Today we switched hotels from the impossibly swanky Renaissance Chancery Court, which felt like staying in a boarding house for investment bankers, and moved to the Marriott Regent’s Park, which is an incredibly kind hotel and perfectly suited to our style. We toured the Science Museum, which Oliver loved. Admission to public museums in London is free. Which is good, because everything else, if you are spending Canadian dollars under the hood, costs an arm and a leg. I think I paid $5 for a Diet Coke today. Which is sad, because I don’t even like Diet Coke.
As I type this, I am sitting under Picadilly Circus, which is making children memories of a trip with family 31 years ago flood back. I strongly recall wondering why there were no lions, togers or bears in this Circus.
Questions for my UK-literate readers: (a) what is a “quid”, (b) why are the aforementioned Circuses call so, (c) why is the husband of a reigning Queen called “Prince,” while the wife of a reigning King called “Queen?”.
One more day on this Island, and then back to our own.
I leave the continent, and what happens? The Old Man in the Mountain collapses. Last summer, during our extended sojourn in New Hampshire, we had to drive north to collect our friend Stephen, and we drove through the area where the man formerly known as “of the mountain” hung. But, somehow, we missed the view, and returned south without having witnessed this natural miracle.

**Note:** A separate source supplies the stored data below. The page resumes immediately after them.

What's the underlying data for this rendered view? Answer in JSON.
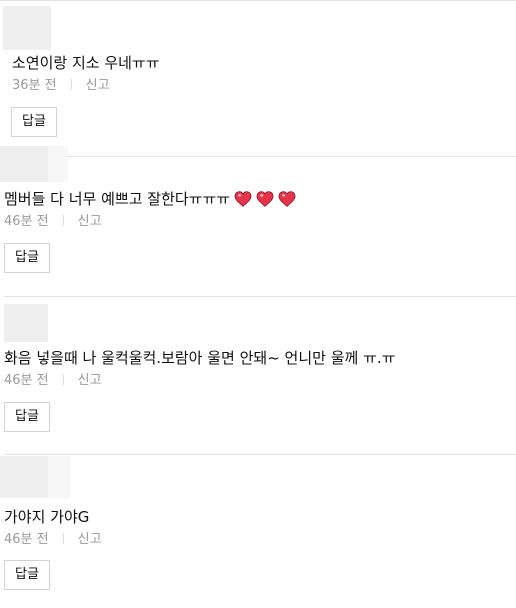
{
  "comments": [
    {
      "text": "소연이랑 지소 우네ㅠㅠ",
      "time": "36분 전",
      "report": "신고",
      "reply": "답글",
      "hearts": 0
    },
    {
      "text": "멤버들 다 너무 예쁘고 잘한다ㅠㅠㅠ",
      "time": "46분 전",
      "report": "신고",
      "reply": "답글",
      "hearts": 3
    },
    {
      "text": "화음 넣을때 나 울컥울컥.보람아 울면 안돼~ 언니만 울께 ㅠ.ㅠ",
      "time": "46분 전",
      "report": "신고",
      "reply": "답글",
      "hearts": 0
    },
    {
      "text": "가야지 가야G",
      "time": "46분 전",
      "report": "신고",
      "reply": "답글",
      "hearts": 0
    }
  ],
  "icons": {
    "heart": "heart-emoji-icon"
  },
  "colors": {
    "heart_fill": "#e6344a",
    "meta_text": "#9a9a9a"
  }
}
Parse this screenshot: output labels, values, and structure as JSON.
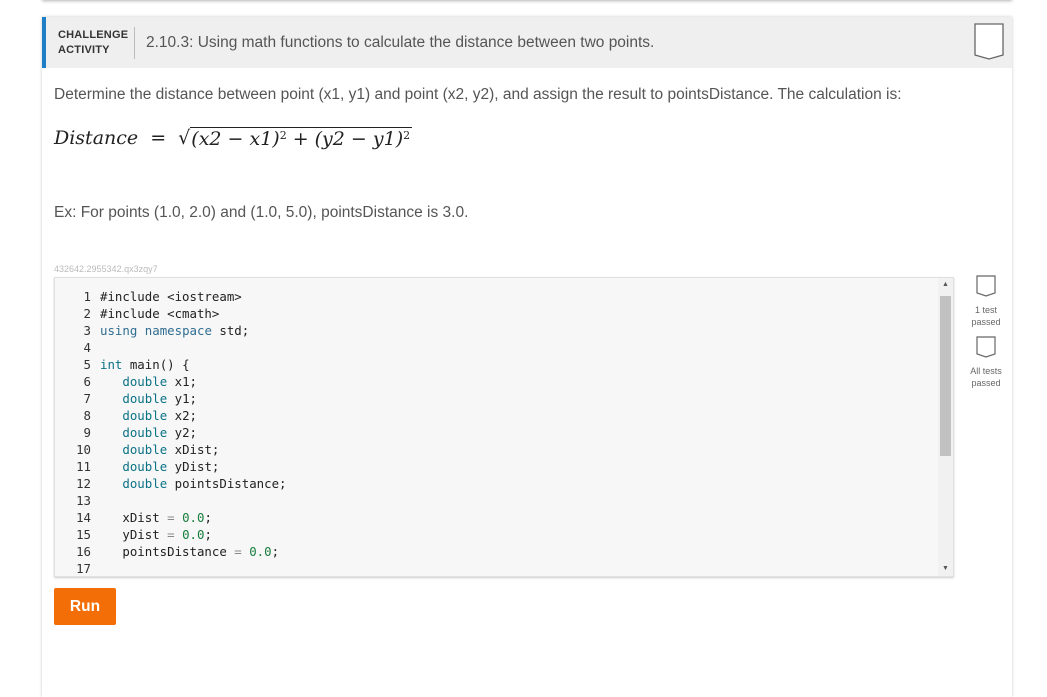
{
  "header": {
    "label_line1": "CHALLENGE",
    "label_line2": "ACTIVITY",
    "title": "2.10.3: Using math functions to calculate the distance between two points."
  },
  "prompt": "Determine the distance between point (x1, y1) and point (x2, y2), and assign the result to pointsDistance. The calculation is:",
  "formula": {
    "lhs": "Distance",
    "equals": "=",
    "sqrt_symbol": "√",
    "term1": "(x2 − x1)",
    "exp1": "2",
    "plus": "+",
    "term2": "(y2 − y1)",
    "exp2": "2"
  },
  "example": "Ex: For points (1.0, 2.0) and (1.0, 5.0), pointsDistance is 3.0.",
  "code_id": "432642.2955342.qx3zqy7",
  "code": {
    "lines": [
      {
        "num": "1",
        "text": "#include <iostream>"
      },
      {
        "num": "2",
        "text": "#include <cmath>"
      },
      {
        "num": "3",
        "text": "using namespace std;"
      },
      {
        "num": "4",
        "text": ""
      },
      {
        "num": "5",
        "text": "int main() {"
      },
      {
        "num": "6",
        "text": "   double x1;"
      },
      {
        "num": "7",
        "text": "   double y1;"
      },
      {
        "num": "8",
        "text": "   double x2;"
      },
      {
        "num": "9",
        "text": "   double y2;"
      },
      {
        "num": "10",
        "text": "   double xDist;"
      },
      {
        "num": "11",
        "text": "   double yDist;"
      },
      {
        "num": "12",
        "text": "   double pointsDistance;"
      },
      {
        "num": "13",
        "text": ""
      },
      {
        "num": "14",
        "text": "   xDist = 0.0;"
      },
      {
        "num": "15",
        "text": "   yDist = 0.0;"
      },
      {
        "num": "16",
        "text": "   pointsDistance = 0.0;"
      },
      {
        "num": "17",
        "text": ""
      }
    ]
  },
  "scrollbar": {
    "up_arrow": "▲",
    "down_arrow": "▼"
  },
  "tests": [
    {
      "label": "1 test passed",
      "icon": "badge-icon"
    },
    {
      "label": "All tests passed",
      "icon": "badge-icon"
    }
  ],
  "run_label": "Run",
  "colors": {
    "accent_blue": "#1e7fc7",
    "run_orange": "#f36e06",
    "header_bg": "#efefef"
  }
}
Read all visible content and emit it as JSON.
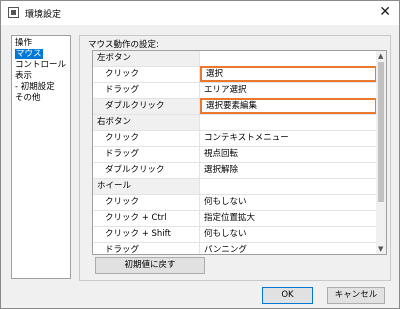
{
  "window": {
    "title": "環境設定",
    "close_glyph": "✕"
  },
  "sidebar": {
    "items": [
      {
        "label": "操作",
        "selected": false
      },
      {
        "label": "マウス",
        "selected": true
      },
      {
        "label": "コントロール",
        "selected": false
      },
      {
        "label": "表示",
        "selected": false
      },
      {
        "label": "- 初期設定",
        "selected": false
      },
      {
        "label": "その他",
        "selected": false
      }
    ]
  },
  "mouse_settings": {
    "group_label": "マウス動作の設定:",
    "rows": [
      {
        "kind": "category",
        "action": "左ボタン",
        "value": ""
      },
      {
        "kind": "item",
        "action": "クリック",
        "value": "選択",
        "editing": true
      },
      {
        "kind": "item",
        "action": "ドラッグ",
        "value": "エリア選択"
      },
      {
        "kind": "item",
        "action": "ダブルクリック",
        "value": "選択要素編集",
        "editing": true
      },
      {
        "kind": "category",
        "action": "右ボタン",
        "value": ""
      },
      {
        "kind": "item",
        "action": "クリック",
        "value": "コンテキストメニュー"
      },
      {
        "kind": "item",
        "action": "ドラッグ",
        "value": "視点回転"
      },
      {
        "kind": "item",
        "action": "ダブルクリック",
        "value": "選択解除"
      },
      {
        "kind": "category",
        "action": "ホイール",
        "value": ""
      },
      {
        "kind": "item",
        "action": "クリック",
        "value": "何もしない"
      },
      {
        "kind": "item",
        "action": "クリック + Ctrl",
        "value": "指定位置拡大"
      },
      {
        "kind": "item",
        "action": "クリック + Shift",
        "value": "何もしない"
      },
      {
        "kind": "item",
        "action": "ドラッグ",
        "value": "パンニング"
      }
    ],
    "reset_label": "初期値に戻す"
  },
  "footer": {
    "ok_label": "OK",
    "cancel_label": "キャンセル"
  },
  "colors": {
    "selection": "#0078d7",
    "edit_border": "#e9792f"
  }
}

With Elephant Rock (in Norway, PEI) gone, and now this, I fear the natural wonders of the world are disappearing.
Speaking of which, correspondent Ann calls in with the shocking news that Tweels, the small gift and magazine shop at the corner of Kent and University in Charlottetown is moving to West Royalty. I’ve purchased a copy of The New Yorker at Tweels almost every Monday for the past ten years. With their move out of the downtown we’ll all be left with the paltry selection of magazines at the Bookmark as a last resort. I cannot for the life of me figure out why Tweels would do this. Granted their business, based as it is on selling magazines (which my friend Stephen says is a horrible complicated business) and Anne curios has never seemed to make a lot of sense. But does it make more sense in West Royalty (aka the suburbs)?
I think that when we return from Europe I will have no choice but to turn entreprenurial and start to help fill the ever-growing business gaps in our downtown. Otherwise Oliver will inherit 100 Prince St. and he’ll have to drive 10km for a quart of milk.
Sigh.
One more day in Barcelona, then London until Saturday, and back in Halifax for the weekend.